Core_XY_kins running on the CRAMPS, albeit poorly atm. Please dont bash the mockup.

Core_XY_kins running on the CRAMPS, albeit poorly atm. Please dont bash the mockup. It has loads of errors I know, and was mainly a quick experiment to understand coreXY better.

Gonna be fun trying to trouble shoot all the interesting things coming from LinuxCNC to printing. @Charles_Steinkuehler

“Please dont bash the mockup.” – Seriously, mockups are the best. Shows you’re doing something! Hack away!

Nicely Done!!! It is all about persistence. Just keep swimming😅

Belt alignment is the key.

Your mockup is great! You should see the cardboard mockup of Wally I made from floppy drive head stepper motors and some old boxes from Mouser. At least yours moves properly! The floppy drive steppers didn’t have enough torque, and at the time I didn’t have extra stepper motors to play with. :frowning:

Was just playing with the INI file got it running up to 12000mm/min in straight lines with no following errors. First time I go at an angle though it throws errors.

Ick @ mm/min. For those of you out there who want better numbers, that’s 200mm/sec

Yup. There’s something wrong in the linuxCNC config. That and the fact that I think I’m one of three people in the world using it to drive coreXY its gonna be fun.
For the record I was pushing 500mm/sec in this mockup with my azteeg. Which is where I would like to be comfortably when my next machine is done.

Someone has to be first! :slight_smile: I’ll be joining you soon with the CoreXZ once Nicolas gets back from the KC Maker Faire and cuts me some parts. One issue might be your microstepping and step rates. The default PRU setup uses a 10 uS task period which is very safe, but limits you to 50 KHz step rate max. You should be able to safely drop to 3-5 uS for the PRU task period which would substantially increase the top-end step rate. What steps/mm are you running to get 500 mm/s on the azteeg?

160 steps/mm. This whole controller is interesting. I never went outside what the stepper config wizard said in linuxcnc so going in and hand modifying the INI is new.

At 160 steps/mm you will be limited to ~312 mm/s at the maximum 50 KHz step rate unless you drop the PRU task period. I suggest dropping to 4 uS which will let you hit 500 mm/s with some headroom and should still be very safe on the PRU side (the 10 uS is hugely conservative, measured PRU execution time for a typical 4-axis setup is around 1.5 uS). So 4 uS should be fine unless you’re driving a bunch more step/dir generators.

You can change the PRU task period by adding a “pru_period=4000” to the hal_pru_generic load line in your hal file (4000 is the time in nS, or 4 uS).

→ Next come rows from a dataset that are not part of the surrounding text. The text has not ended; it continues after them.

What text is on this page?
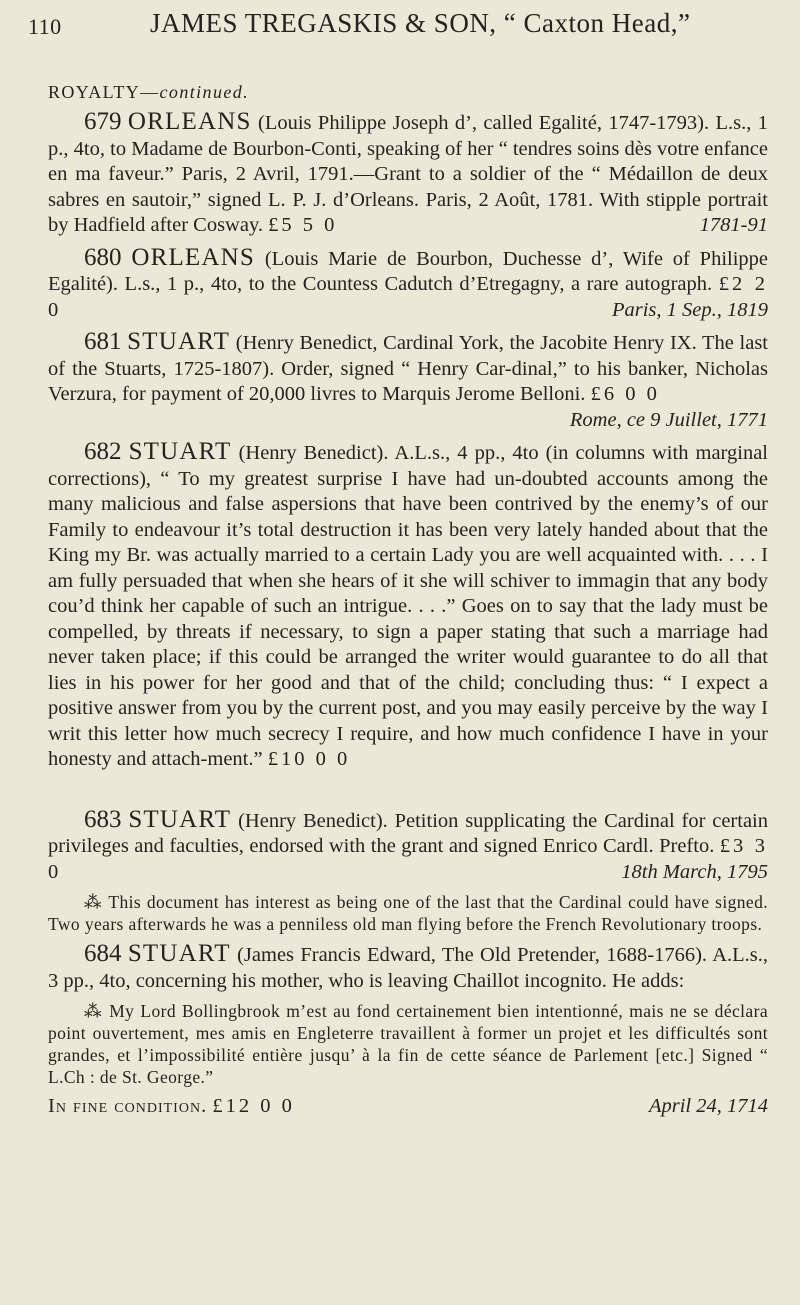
110	JAMES TREGASKIS & SON, “ Caxton Head,”
ROYALTY—continued.

679 ORLEANS (Louis Philippe Joseph d’, called Egalité, 1747-1793). L.s., 1 p., 4to, to Madame de Bourbon-Conti, speaking of her “ tendres soins dès votre enfance en ma faveur.” Paris, 2 Avril, 1791.—Grant to a soldier of the “ Médaillon de deux sabres en sautoir,” signed L. P. J. d’Orleans. Paris, 2 Août, 1781. With stipple portrait by Hadfield after Cosway. £5 5 0	1781-91

680 ORLEANS (Louis Marie de Bourbon, Duchesse d’, Wife of Philippe Egalité). L.s., 1 p., 4to, to the Countess Cadutch d’Etregagny, a rare autograph. £2 2 0	Paris, 1 Sep., 1819

681 STUART (Henry Benedict, Cardinal York, the Jacobite Henry IX. The last of the Stuarts, 1725-1807). Order, signed “ Henry Car-dinal,” to his banker, Nicholas Verzura, for payment of 20,000 livres to Marquis Jerome Belloni. £6 0 0
Rome, ce 9 Juillet, 1771

682 STUART (Henry Benedict). A.L.s., 4 pp., 4to (in columns with marginal corrections), “ To my greatest surprise I have had un-doubted accounts among the many malicious and false aspersions that have been contrived by the enemy’s of our Family to endeavour it’s total destruction it has been very lately handed about that the King my Br. was actually married to a certain Lady you are well acquainted with. . . . I am fully persuaded that when she hears of it she will schiver to immagin that any body cou’d think her capable of such an intrigue. . . .” Goes on to say that the lady must be compelled, by threats if necessary, to sign a paper stating that such a marriage had never taken place; if this could be arranged the writer would guarantee to do all that lies in his power for her good and that of the child; concluding thus: “ I expect a positive answer from you by the current post, and you may easily perceive by the way I writ this letter how much secrecy I require, and how much confidence I have in your honesty and attach-ment.” £10 0 0

683 STUART (Henry Benedict). Petition supplicating the Cardinal for certain privileges and faculties, endorsed with the grant and signed Enrico Cardl. Prefto. £3 3 0	18th March, 1795

⁂ This document has interest as being one of the last that the Cardinal could have signed. Two years afterwards he was a penniless old man flying before the French Revolutionary troops.

684 STUART (James Francis Edward, The Old Pretender, 1688-1766). A.L.s., 3 pp., 4to, concerning his mother, who is leaving Chaillot incognito. He adds:

⁂ My Lord Bollingbrook m’est au fond certainement bien intentionné, mais ne se déclara point ouvertement, mes amis en Engleterre travaillent à former un projet et les difficultés sont grandes, et l’impossibilité entière jusqu’ à la fin de cette séance de Parlement [etc.] Signed “ L.Ch : de St. George.”

In fine condition. £12 0 0	April 24, 1714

loadrt PRUCONF prucode=$(LINUXCNC_HOME)/PRUCONF PRUCONF pru_period=4000

Is this the correct line Charles?

Yes, that’s the correct HAL line, and your change looks OK.

Oh, you should also turn the backplot display off (select the DRO tab). If I knew more about UI development vs. low-level programming, I’d rip the 3D view out (at least until the 3D GPU drivers work on the 'Bone with a Qt UI and Xenomai kernel). Without 3D acceleration the backplot sucks a bunch of performance from the CPU (although that has nothing to do with your following errors).

that helped some. What is a sane amount of FERROR and MIN_FERROR? From the manual looks like it should be as close to zero as possible.

FERROR = 30.0
MIN_FERROR = 10.25
This seems to work pretty well. But seems like a huge error window. At this point I can get up to almost 30kmm/min before the following error shows on 45degs

Migrated to the Macinekit list…

Thanks others can certainly benefit from this discussion

Does the core-xy have an advantage over the hbot scheme? It looks pretty similar except it’s got those crossing belts.

Yes its the same kinematic model, but the CoreXY takes the 45deg pulls that Hbot has out of the equation so the frame can be far less ridgid.